NBL nets stake in Pathion as shirt deal flops
Larry Kestelman’s National Basketball League has been forced to take a shareholding in a US renewable energy company.
Larry Kestelman’s National Basketball League has been forced to take a shareholding in a US renewable energy and storage company in an effort to recoup more than $1 million in unpaid sponsorship, after taking court action to wind up its Australian subsidiary.
The highly unusual agreement was struck after the NBL and the Brisbane Bullets basketball club, both owned by rich-lister and property developer Mr Kestelman, were each left $550,000 out of pocket after an Australian subsidiary of US renewable energy company Pathion, headed by a man accused of fraud, failed to pay a cent under a shirt sponsorship deal.
Mr Kestelman, the owner of luxury developer LK Property Group who founded internet and phone company Dodo before it was sold in 2013, owns the NBL and the Bullets.
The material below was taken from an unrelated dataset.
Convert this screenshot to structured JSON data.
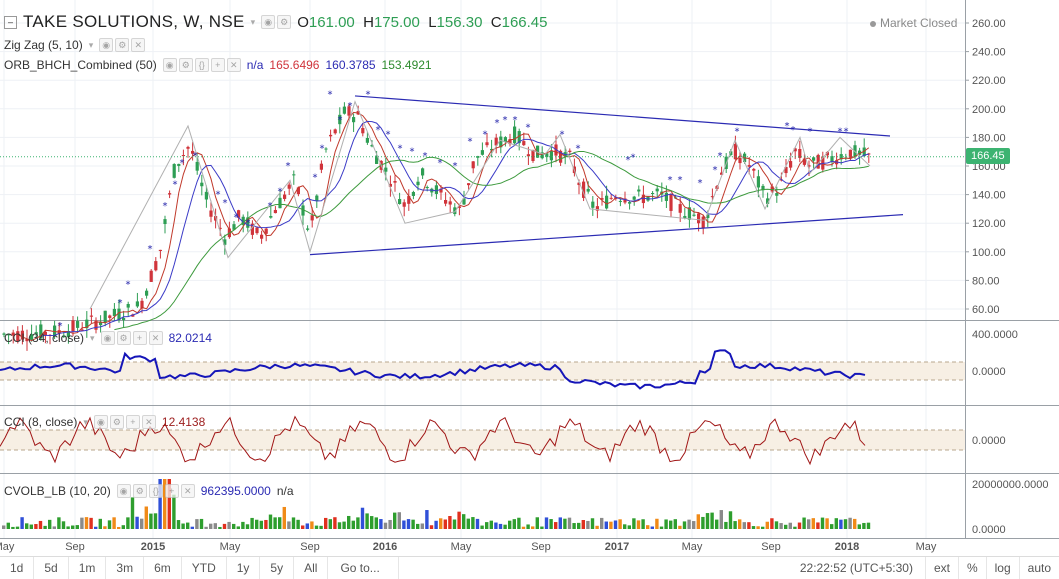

A Victorian Supreme Court judge this month ordered US-based Pathion’s Australian subsidiary be wound up, after the NBL had applied for the orders following non-payment of sponsorship deals struck in November last year.
Pathion had not sent any legal representation to the hearing.
But after frantic negotiations last week with Pathion’s US-based management, the NBL has agreed to take equity that would ensure it recoups the $1.1m owed once Pathion raises an estimated $US30m ($42m) from private investors. Fundraising documents are set to be lodged with the US Securities and Exchange Commission.
NBL chief executive Jeremy Loeliger told The Australian the move was necessary in order for the league to receive its funds owed. “The local management team was not able to raise sufficient capital to fund the Australian subsidiary and as a result, Pathion Australia was unable to pay NBL or the Brisbane Bullets the full amount of the agreed sponsorship,” Mr Loeliger said.
“The parent company has stepped in to offer the NBL a novel approach to settling the matter, which will effectively result in the NBL becoming a shareholder in the US company and discharge Pathion Australia’s debt to the NBL, while also providing the NBL with a continuing investment in US-based Pathion.”
The winding-up order had raised questions about Pathion’s other sponsorship deals with National Basketball League team Adelaide 36ers and Brisbane rugby league team Norths Devils, a feeder team to NRL side the Brisbane Broncos.
But Pathion Australia director Craig William Froome said the company had not breached its sponsorship contract with the Devils and got the 36ers deal for nothing as part of a package deal with Mr Kestelman’s NBL.
He told The Australian that although he was a director of the local company “everything gets paid out of the US”.
“There was some money paid to the NBL and it was paid out of the US,” Mr Froome said.
According to a sponsorship agreement filed with the court by the NBL, Pathion failed to pay $550,000 (including GST) for the shirt rights to the 2017-18 season for the Bullets, payable in equal instalments from December last year to April this year.
An additional $600,000 was to be paid for the upcoming season, with a $5000-a-game bonus if the side reached the playoffs.
But Mr Froome said the sponsorship deal had been varied and the payments for the 2017-18 series were only about eight weeks late.
“There’ve been many modifications to that, which have been agreed between the parties,” he said.
He said he expected fraud charges laid against him last year after a Queensland Crime and Corruption Commission investigation into his time at the University of Queensland would be dropped when the case returned to court on September 17.
Mr Froome was charged with fraudulently using a travel card in 2015 and forging an invoice “with intent to defraud” the following year.
“My signature appeared on two documents and even when the police interviewed me they didn’t believe it was my signature,” he said.
He said the travel card allegations were “dead and buried”.
“It was approved travel and they complained about it, and we repaid,” he said.